My familiar, Felix, jumped onto the table and head-butted my hand. Felix was an all-black, American shorthair that appeared to me when I was sixteen. He spoke with a very British accent. I never knew if he was just faking the accent to sound posher, but I’d never ask or correct him. Felix might be a cat, but he had one of those Alan Rickman voices that could sound sexy reading the phone book, and I dug the accent. Sue me.

“Do you want me to go down there and watch him?”

“You don’t want to take a nap like when he was tearing pages out my grimoire?”

“I might be a familiar, but I’m still a cat. I require a lot of sleep. You were in bed too, might I add.”

“Preparing to kick him out of my apartment when he came back from the bathroom.”

“Is it out of your system now? You should have learned your lesson about the pretty ones when you were at the Academy of the Profane. Do I need to remind you about Tony?”

I groaned.

“Please don’t. I want him out of my library. I don’t trust him. That painting needs to be with my sister at the Museum of the Profane. What does he want with this library, and why is he researching gods? Go watch him so I can figure out how to get him banned.”

“I don’t trust him either, for the exact same reasons. He’s up to something. I’ll find out.”

I scratched Felix behind his ears.

“Thanks, Felix.”

The Library of the Profane was my sanctuary. I’d always been a book nerd, and I fought hard for this job. I had apartments inside the library that were pretty plush. I knew every single regular and their reading preferences, no matter how bizarre.

I didn’t trust most people that made deals with demons, even if it was for vain purposes like Dorian. I’d summoned demons for information only, and I helped other people in the library if they had that level of clearance. Every sane person who dealt with demons knew they were just as tricky as the Fae when it came to deals. Sure, they’d give you precisely what you wanted, and they’d let you have it for a good long time.

Except payment would eventually come due, and you’d always lose.

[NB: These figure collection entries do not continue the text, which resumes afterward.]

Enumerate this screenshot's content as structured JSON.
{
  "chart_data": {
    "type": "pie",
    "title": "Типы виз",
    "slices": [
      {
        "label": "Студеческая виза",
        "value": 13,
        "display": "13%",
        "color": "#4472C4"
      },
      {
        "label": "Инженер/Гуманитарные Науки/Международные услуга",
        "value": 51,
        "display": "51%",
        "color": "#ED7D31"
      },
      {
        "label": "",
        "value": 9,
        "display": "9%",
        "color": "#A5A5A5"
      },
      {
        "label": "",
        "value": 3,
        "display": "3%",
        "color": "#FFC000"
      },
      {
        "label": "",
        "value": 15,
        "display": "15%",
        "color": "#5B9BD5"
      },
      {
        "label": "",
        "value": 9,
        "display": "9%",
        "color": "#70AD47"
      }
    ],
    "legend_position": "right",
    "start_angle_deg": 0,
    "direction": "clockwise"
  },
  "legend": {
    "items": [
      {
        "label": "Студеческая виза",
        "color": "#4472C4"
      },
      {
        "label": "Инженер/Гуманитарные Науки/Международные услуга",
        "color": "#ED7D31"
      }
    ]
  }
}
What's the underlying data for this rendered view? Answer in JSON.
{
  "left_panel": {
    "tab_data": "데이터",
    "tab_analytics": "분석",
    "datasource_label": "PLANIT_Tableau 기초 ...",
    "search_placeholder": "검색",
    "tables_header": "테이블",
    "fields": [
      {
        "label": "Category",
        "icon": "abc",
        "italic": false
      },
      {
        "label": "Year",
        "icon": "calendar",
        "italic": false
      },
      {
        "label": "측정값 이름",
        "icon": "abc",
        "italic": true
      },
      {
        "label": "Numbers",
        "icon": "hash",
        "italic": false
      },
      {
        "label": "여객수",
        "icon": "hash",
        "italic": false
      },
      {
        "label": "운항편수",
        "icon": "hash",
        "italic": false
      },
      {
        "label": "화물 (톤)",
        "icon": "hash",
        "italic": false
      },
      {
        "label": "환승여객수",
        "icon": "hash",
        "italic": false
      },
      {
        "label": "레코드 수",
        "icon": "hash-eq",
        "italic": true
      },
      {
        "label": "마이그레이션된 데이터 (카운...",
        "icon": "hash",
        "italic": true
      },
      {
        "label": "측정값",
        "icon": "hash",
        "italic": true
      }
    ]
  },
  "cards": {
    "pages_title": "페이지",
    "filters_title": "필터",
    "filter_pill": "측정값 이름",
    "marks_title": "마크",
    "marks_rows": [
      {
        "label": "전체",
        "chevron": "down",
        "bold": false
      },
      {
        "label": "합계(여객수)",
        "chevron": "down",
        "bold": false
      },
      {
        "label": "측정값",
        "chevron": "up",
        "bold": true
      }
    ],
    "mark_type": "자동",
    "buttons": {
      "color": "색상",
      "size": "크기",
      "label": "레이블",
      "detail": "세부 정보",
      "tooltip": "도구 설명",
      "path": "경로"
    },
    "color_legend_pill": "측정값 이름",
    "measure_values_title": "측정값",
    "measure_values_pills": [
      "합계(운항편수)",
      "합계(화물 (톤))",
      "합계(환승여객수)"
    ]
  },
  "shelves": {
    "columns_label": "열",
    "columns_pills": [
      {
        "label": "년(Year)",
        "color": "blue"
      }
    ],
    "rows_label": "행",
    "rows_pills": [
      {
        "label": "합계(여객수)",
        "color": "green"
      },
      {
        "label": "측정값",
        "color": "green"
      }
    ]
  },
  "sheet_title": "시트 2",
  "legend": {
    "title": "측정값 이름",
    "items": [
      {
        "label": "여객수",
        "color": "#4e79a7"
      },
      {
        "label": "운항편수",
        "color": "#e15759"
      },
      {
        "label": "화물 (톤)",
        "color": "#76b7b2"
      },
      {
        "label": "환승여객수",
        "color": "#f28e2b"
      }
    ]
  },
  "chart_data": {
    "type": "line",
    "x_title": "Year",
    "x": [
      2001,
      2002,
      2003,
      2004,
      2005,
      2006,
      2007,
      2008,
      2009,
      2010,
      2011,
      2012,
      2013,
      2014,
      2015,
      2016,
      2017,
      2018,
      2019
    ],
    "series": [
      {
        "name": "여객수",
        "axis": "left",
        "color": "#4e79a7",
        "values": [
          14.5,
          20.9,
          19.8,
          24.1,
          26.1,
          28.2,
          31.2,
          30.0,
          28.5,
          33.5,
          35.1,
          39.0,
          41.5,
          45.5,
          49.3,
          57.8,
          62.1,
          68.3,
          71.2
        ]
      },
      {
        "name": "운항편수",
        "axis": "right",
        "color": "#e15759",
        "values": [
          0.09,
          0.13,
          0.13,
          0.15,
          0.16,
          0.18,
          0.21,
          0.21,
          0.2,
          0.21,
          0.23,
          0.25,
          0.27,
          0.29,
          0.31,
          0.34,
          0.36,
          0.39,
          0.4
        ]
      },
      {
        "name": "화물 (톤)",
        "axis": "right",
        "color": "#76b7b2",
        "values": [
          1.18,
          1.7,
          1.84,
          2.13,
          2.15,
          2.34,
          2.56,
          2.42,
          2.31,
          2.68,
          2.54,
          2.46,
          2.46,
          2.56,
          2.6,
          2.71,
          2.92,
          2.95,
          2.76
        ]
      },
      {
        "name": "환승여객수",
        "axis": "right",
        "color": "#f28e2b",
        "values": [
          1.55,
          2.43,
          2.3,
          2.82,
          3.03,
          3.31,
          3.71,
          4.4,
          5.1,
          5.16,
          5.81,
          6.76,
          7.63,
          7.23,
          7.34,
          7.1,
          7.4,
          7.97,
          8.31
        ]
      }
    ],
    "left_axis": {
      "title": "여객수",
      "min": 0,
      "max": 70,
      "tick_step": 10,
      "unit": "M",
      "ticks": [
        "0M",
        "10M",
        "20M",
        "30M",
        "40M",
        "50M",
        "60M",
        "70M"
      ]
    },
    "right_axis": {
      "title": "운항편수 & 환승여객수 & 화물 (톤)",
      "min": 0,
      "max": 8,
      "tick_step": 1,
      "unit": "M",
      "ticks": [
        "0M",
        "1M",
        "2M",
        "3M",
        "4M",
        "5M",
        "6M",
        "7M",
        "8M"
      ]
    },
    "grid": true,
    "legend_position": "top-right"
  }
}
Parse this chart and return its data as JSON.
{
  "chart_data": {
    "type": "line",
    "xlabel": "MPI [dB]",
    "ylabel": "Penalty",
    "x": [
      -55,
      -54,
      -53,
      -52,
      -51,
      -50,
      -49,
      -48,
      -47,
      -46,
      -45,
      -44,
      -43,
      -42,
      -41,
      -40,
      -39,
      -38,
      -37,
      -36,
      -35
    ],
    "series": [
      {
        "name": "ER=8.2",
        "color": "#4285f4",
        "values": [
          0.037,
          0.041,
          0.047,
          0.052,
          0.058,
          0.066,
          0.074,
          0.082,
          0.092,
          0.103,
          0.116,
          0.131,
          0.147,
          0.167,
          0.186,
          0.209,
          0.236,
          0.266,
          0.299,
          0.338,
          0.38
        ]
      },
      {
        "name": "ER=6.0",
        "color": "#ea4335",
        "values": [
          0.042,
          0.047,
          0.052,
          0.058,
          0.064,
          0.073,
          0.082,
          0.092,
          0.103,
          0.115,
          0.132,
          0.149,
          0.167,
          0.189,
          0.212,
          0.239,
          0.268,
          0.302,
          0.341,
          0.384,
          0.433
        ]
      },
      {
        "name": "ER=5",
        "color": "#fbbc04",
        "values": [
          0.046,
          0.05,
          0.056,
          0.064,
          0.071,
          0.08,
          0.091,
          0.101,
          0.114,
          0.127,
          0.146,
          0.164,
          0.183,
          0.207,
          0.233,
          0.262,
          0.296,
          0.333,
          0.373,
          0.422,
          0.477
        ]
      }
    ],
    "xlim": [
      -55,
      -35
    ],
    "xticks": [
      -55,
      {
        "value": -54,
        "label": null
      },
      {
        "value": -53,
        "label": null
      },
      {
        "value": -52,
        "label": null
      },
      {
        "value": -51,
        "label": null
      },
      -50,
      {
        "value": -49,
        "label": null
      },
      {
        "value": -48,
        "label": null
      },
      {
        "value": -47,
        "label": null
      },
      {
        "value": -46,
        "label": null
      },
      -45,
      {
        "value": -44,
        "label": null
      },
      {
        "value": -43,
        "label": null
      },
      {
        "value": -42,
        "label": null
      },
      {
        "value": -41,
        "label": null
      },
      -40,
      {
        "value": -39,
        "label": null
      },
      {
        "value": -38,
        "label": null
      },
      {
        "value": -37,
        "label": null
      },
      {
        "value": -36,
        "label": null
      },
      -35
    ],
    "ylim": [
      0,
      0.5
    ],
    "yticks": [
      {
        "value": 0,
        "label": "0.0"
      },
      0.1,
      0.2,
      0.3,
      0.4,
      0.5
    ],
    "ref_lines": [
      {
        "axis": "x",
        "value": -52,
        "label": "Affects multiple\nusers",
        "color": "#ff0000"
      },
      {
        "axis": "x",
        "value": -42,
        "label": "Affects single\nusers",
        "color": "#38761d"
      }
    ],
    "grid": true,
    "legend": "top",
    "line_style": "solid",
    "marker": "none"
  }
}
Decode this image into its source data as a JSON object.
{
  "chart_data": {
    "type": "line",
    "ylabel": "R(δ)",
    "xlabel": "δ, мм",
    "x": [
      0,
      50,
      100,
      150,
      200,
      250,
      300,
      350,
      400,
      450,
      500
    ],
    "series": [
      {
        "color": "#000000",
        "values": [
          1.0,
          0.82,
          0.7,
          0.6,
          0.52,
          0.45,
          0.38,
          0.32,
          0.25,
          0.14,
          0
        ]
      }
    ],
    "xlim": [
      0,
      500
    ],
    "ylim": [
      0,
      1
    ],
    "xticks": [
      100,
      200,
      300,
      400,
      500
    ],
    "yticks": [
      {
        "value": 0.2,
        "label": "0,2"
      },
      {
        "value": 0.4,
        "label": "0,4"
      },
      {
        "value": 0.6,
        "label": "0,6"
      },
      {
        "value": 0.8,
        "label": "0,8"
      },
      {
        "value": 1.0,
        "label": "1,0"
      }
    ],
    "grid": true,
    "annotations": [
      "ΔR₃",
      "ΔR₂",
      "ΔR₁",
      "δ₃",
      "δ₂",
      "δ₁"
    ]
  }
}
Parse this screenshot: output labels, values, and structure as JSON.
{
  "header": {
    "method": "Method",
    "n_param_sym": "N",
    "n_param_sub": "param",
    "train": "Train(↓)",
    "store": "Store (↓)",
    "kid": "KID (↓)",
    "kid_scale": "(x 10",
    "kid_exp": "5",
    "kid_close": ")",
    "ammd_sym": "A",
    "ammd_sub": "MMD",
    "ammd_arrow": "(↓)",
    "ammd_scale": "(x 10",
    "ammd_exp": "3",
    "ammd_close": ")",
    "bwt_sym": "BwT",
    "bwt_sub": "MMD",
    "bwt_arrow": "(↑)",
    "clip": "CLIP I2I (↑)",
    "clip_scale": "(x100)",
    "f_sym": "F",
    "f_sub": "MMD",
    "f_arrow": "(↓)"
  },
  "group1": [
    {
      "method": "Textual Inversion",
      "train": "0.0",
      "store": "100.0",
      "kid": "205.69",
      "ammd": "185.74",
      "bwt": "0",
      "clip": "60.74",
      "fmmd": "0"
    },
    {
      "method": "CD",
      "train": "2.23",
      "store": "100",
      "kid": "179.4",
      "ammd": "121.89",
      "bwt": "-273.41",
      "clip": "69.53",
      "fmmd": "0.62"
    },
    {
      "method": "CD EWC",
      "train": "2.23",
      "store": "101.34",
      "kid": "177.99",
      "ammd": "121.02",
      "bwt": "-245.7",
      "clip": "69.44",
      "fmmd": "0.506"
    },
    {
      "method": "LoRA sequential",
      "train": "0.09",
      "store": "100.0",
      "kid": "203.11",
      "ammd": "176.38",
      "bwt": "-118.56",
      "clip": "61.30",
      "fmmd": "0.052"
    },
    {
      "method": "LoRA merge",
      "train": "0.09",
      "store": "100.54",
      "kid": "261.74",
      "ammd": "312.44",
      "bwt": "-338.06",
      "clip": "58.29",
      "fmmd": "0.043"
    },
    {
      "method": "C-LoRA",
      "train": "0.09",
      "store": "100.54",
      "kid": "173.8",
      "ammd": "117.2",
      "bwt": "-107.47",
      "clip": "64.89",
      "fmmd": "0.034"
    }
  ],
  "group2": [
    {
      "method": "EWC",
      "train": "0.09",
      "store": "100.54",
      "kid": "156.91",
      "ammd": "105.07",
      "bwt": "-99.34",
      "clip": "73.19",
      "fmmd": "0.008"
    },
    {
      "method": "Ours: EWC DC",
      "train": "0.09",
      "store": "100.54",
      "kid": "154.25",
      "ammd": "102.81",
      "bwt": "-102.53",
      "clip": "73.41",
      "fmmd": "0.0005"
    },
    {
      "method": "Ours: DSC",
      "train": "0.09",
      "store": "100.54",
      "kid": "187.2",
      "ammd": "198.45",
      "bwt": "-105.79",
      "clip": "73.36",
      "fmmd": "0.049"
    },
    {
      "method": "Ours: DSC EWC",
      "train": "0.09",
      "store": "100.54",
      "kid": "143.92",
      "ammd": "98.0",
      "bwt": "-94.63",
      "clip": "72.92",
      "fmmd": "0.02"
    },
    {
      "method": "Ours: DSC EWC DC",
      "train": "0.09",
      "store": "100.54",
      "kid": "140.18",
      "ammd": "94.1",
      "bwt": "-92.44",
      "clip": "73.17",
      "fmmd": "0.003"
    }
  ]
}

I didn’t want Dorian Gray anywhere near my library when a demon came to collect what was owed.

 

 

Chapter 2

 


Ripley

M

 

inerva Krauss was my advanced curses professor at the Academy of the Profane. She was a hard ass and refused to give me an A on a single one of my papers, no matter how long and hard I worked on it. Still, I fucking adored this woman. She was a super talented witch who had written a ton of books in the Library of the Profane both on cursing people and breaking curses.

She was also super into the werewolf porn.

“Ripley, dear. Is it in yet?”

“Yes, and I saved you a copy. I had a chance to read it last night, and you are going to love it. I won’t spoil it for you, but the pack dynamics are amazing in this one.”

Yeah, I’d bonded with my old curses teacher about a book series we both liked, and she was a lot friendlier to me now than when I was at the Academy. I also didn’t peg her for being into this kind of fiction because she was this prim older lady who always had tea and stale cookies out during her office hours, and her collar was always buttoned all the way up.

“We’ll have to have tea in the alcove and discuss it when I’m finished, dear.”

I slid the book out and handed it to her. I’d love to be picking her brain about all the books she’d written on curses, but I didn’t mind discussing werewolf erotica with her either.

She was honestly one of the most brilliant professors I’d ever taken classes with, and I totally fangirled when I saw I was in her class.